LIFE has thrown many challenges at Point Turton's Hugo Taheny, but the new Down Syndrome Australia health ambassador, athletics star and much-loved community personality is living like a rockstar.
The self-appointed nickname Hugo Rockstar has stuck and is befitting of 20-year-old Hugo, who despite being legally blind, hearing impaired and having undergone open heart surgery for a major heart defect, is smashing athletics records, working two jobs and bringing joy to everyone he meets.
His zest for life is something he hopes to impart on others in his new role as a health ambassador for DSA.
With the support of father John and mother Louise, Hugo - the youngest of five children - has undertaken 10 weeks of public speaking seminars with other DSA health ambassadors as they prepare to meet with politicians and officially launch the health ambassador program at Parliament House in Canberra on March 21.
"They'll be working with medical trainees - future doctors and nurses - so they have some experience with patients with Down Syndrome," Hugo's father John said.
"There's an understanding that Down Syndrome is extremely varied in the way it presents from one person to the next.
"Hugo has had a lot of experience with health practitioners and a lot of positive experiences which have helped get him to where he is now, so he is eager to help."
Just over 20 years ago, Louise and John took three-day-old Hugo to Adelaide when things weren't travelling well.

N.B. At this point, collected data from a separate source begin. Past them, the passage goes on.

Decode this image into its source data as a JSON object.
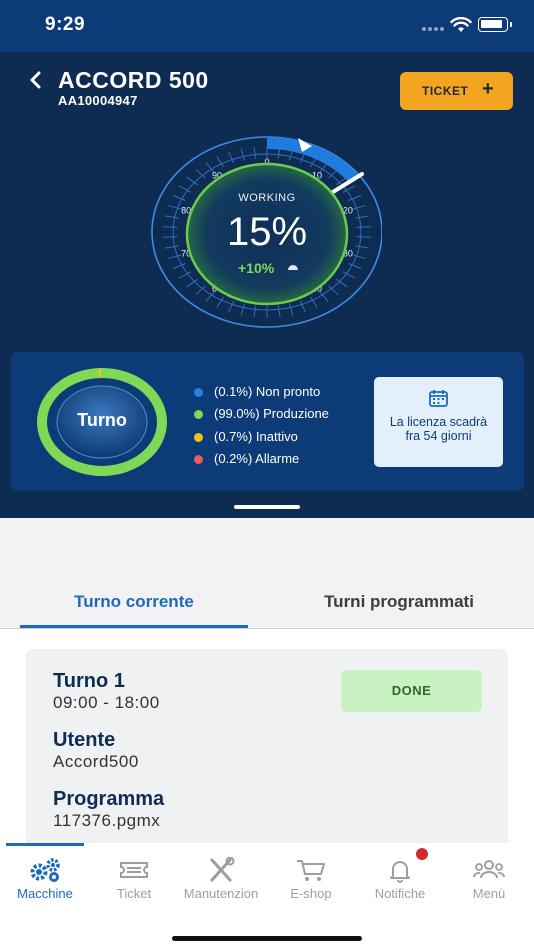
{
  "status_bar": {
    "time": "9:29"
  },
  "header": {
    "title": "ACCORD 500",
    "serial": "AA10004947",
    "ticket_button": "TICKET",
    "ticket_icon": "plus-icon"
  },
  "gauge": {
    "status": "WORKING",
    "percent": "15%",
    "percent_value": 15,
    "delta": "+10%",
    "scale_labels": [
      "0",
      "10",
      "20",
      "30",
      "40",
      "50",
      "60",
      "70",
      "80",
      "90"
    ],
    "accent": "#1f7be0",
    "inner_color": "#6ccb4a"
  },
  "shift_summary": {
    "ring_label": "Turno",
    "legend": [
      {
        "label": "(0.1%) Non pronto",
        "color": "#2a7de1"
      },
      {
        "label": "(99.0%) Produzione",
        "color": "#7ed957"
      },
      {
        "label": "(0.7%) Inattivo",
        "color": "#f1c21b"
      },
      {
        "label": "(0.2%) Allarme",
        "color": "#ef5b5b"
      }
    ]
  },
  "license": {
    "text": "La licenza scadrà fra 54 giorni",
    "icon": "calendar-icon"
  },
  "tabs": [
    {
      "label": "Turno corrente",
      "active": true
    },
    {
      "label": "Turni programmati",
      "active": false
    }
  ],
  "shift": {
    "name": "Turno 1",
    "hours": "09:00 - 18:00",
    "status": "DONE",
    "user_label": "Utente",
    "user_value": "Accord500",
    "program_label": "Programma",
    "program_value": "117376.pgmx"
  },
  "nav": [
    {
      "label": "Macchine",
      "icon": "gears-icon",
      "active": true
    },
    {
      "label": "Ticket",
      "icon": "ticket-icon",
      "active": false
    },
    {
      "label": "Manutenzion",
      "icon": "tools-icon",
      "active": false
    },
    {
      "label": "E-shop",
      "icon": "cart-icon",
      "active": false
    },
    {
      "label": "Notifiche",
      "icon": "bell-icon",
      "active": false
    },
    {
      "label": "Menù",
      "icon": "users-icon",
      "active": false
    }
  ]
}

They found out he had Down Syndrome, but also a major heart defect, as well as vision and hearing issues.
"When I was only a baby, the doctors told Mum and Dad to take me home and love me up because I might not survive," Hugo said.
"One of my goals in my role as a health ambassador is to see other kids and people with Down Syndrome have a better life."
Louise said Hugo had been telling them since he was very young that he would like to help make life better for children with Down Syndrome.
"That's probably the most powerful part of Hugo's story - you never know how it's going to go," John said.
"A lot of doctors have given him the benefit of the doubt and worked hard for him."
From what was a rocky beginning, Hugo's life has blossomed.
He works four mornings a week at the Point Turton Bakery and a full day at the Marion Bay Tavern.
He also brings joy to the community through his involvement with local sport, whether it be running water or helping behind the bar for the Southern Eagles Football Club, filling in for his local basketball team or passing on his athletics knowledge as coach of a Warooka Primary School discus thrower.
Starting athletics at the age of 10, Hugo has trained hard to become one of the world's top discus, shotput and javelin throwers in the II2 category of competition, which has recently been recognised in Australia.
In 2019, he competed in Brisbane at the INAS (now Virtus) World Games against II2 athletes from across the globe, winning gold in discus, silver in shotput and finishing fourth in javelin.
A few weeks ago, he won gold in the para discus, shotput and javelin at the state athletics championships and has broken four Virtus Australia and Oceania records in the past month.
While Hugo currently trains at Kadina and competes weekly in Adelaide, he was restricted to the family farm last year when COVID-19 struck due to the health risk it presented.
Though he missed his siblings during that time, he practiced his throwing dutifully thanks to a field mowed in the front paddock by John.
"It was tough but it was OK," Hugo said.
"I practiced on the farm with Dad."
Hugo is just as comfortable on the farm as he is in the discus ring, zipping around in his red gator vehicle with its personalised 'Hugo Rockstar' number plates.
Hugo said he also enjoyed travelling with his dad down to a property at Coonawarra, which is managed by older brother Tom.
"I help at shearing time," he said.
"I drive the gator and get the sheep back in the paddocks."
BIG FUTURE AWAITS YP'S HIGH ACHIEVER
Hugo Taheny's 'have-a-go' attitude, his advocacy for people with disabilities and sporting achievements were recognised when he was awarded Yorke Peninsula's Young Citizen of the Year in 2020.
"It felt really good," Hugo said. "I got up and made a speech and Mum had a tear in her eye."
"Everyone surrounds him with love and praise, it's just beautiful," mum Louise added.
"It's great that he can give back to society and be so involved with our local community, which is important in the country.
"When we go to Adelaide to athletics that whole athletics community is right behind him as well, which is just lovely."
Hugo's calendar is always jam-packed and the coming months are no exception.
After visiting Canberra in his ambassador role, Hugo will continue working and training for the Australian Track and Field Championships in Sydney in April.
Among the precocious young man's future goals are to keep competing on the world athletics stage, to break the II2 discus world record - which he is within a metre or so of doing - and to pen a book titled 'How to be a rockstar'.
But perhaps his biggest desire is to continue helping other people and kids with Down Syndrome have a better life.
"I want to repay people who haven give me opportunities by helping others," he said.